RECENT APARTMENT PRICES

The article below discusses prices in apartments in recent months and compares them
to prices for single family home prices in the same time frame.

While Single Family Prices Make Biggest Drop in S&P Index’s History, Apartment
Prices Show Signs of Flattening

Published: October 28, 2008

By Anuradha Kher, Online News Editor, Multi-Housing News

New York–Even though the apartment sector had the highest returns over the past 12
months among all commercial real estate types at +0.4 percent, prices remained
flat, according to Standard & Poor’s July results for the S&P/GRA Commercial Real
Estate Indices. Nationally, commercial real estate prices for July 2008 too were
level versus July 2007.

The National composite reported an annual price change that was flat, compared to
July of 2007. This is down from the +1.5 percent reported in June’s data. It is
also well below this cycle’s peak of +14.7 percent, reported in August of 2006, and
is the lowest growth rate in the near 15-year history of the index.
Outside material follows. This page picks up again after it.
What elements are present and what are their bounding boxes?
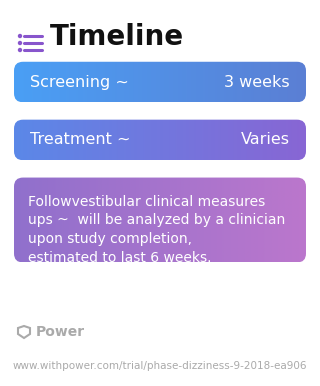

The index for apartments in July 2008 was 142.52 down -0.9 percent in the June-July
period, down 1 percent in the May-June period and with a 0.4 percent year-on-year
change.

Meanwhile, single-family home prices in 20 cities fell 16.6 percent in August
compared with a year ago—the biggest annual drop in the history of the Case-Shiller
Home Price Index.

“The downturn in residential real estate prices continued, with very few bright
spots in the data,” says David M. Blitzer, chairman of the Index Committee at
Standard & Poor’s.

Based on the latest report on condo prices for the second quarter of 2008 released
by the National Association of Realtors (NAR), metro area condominium and
cooperative prices – covering changes in 54 metro areas – showed the national
median existing-condo price was $220,000 in the second quarter, down three percent
from $226,900 in the second quarter of 2007. Seventeen metros showed annual
increases in the median condo price and 37 areas had price declines.

The strongest condo price increases were in the Syracuse, N.Y., area, where the
second quarter price of $144,900 rose 17.8 percent from a year earlier, followed by
the New Orleans-Metairie-Kenner area of Louisiana, at $192,100, up 15.9 percent,
and the Houston-Baytown-Sugar Land area of Texas, where the median condo price of
$141,100 rose 9.9 percent from the second quarter of 2007. Areas where condo prices
declined mirrored the pattern seen with single-family homes.

Metro area median existing-condo prices in the second quarter ranged from $107,500
in the Wichita, Kan., area to $523,500 in the San Francisco-Oakland-Fremont area.
The second most expensive condo market reported was Honolulu at $330,000, followed
by Los Angeles-Long Beach-Santa Ana at $327,800.

Other affordable condo markets include Greensboro-High Point, N.C., at $109,600 in
the second quarter, and the Indianapolis area at $113,500.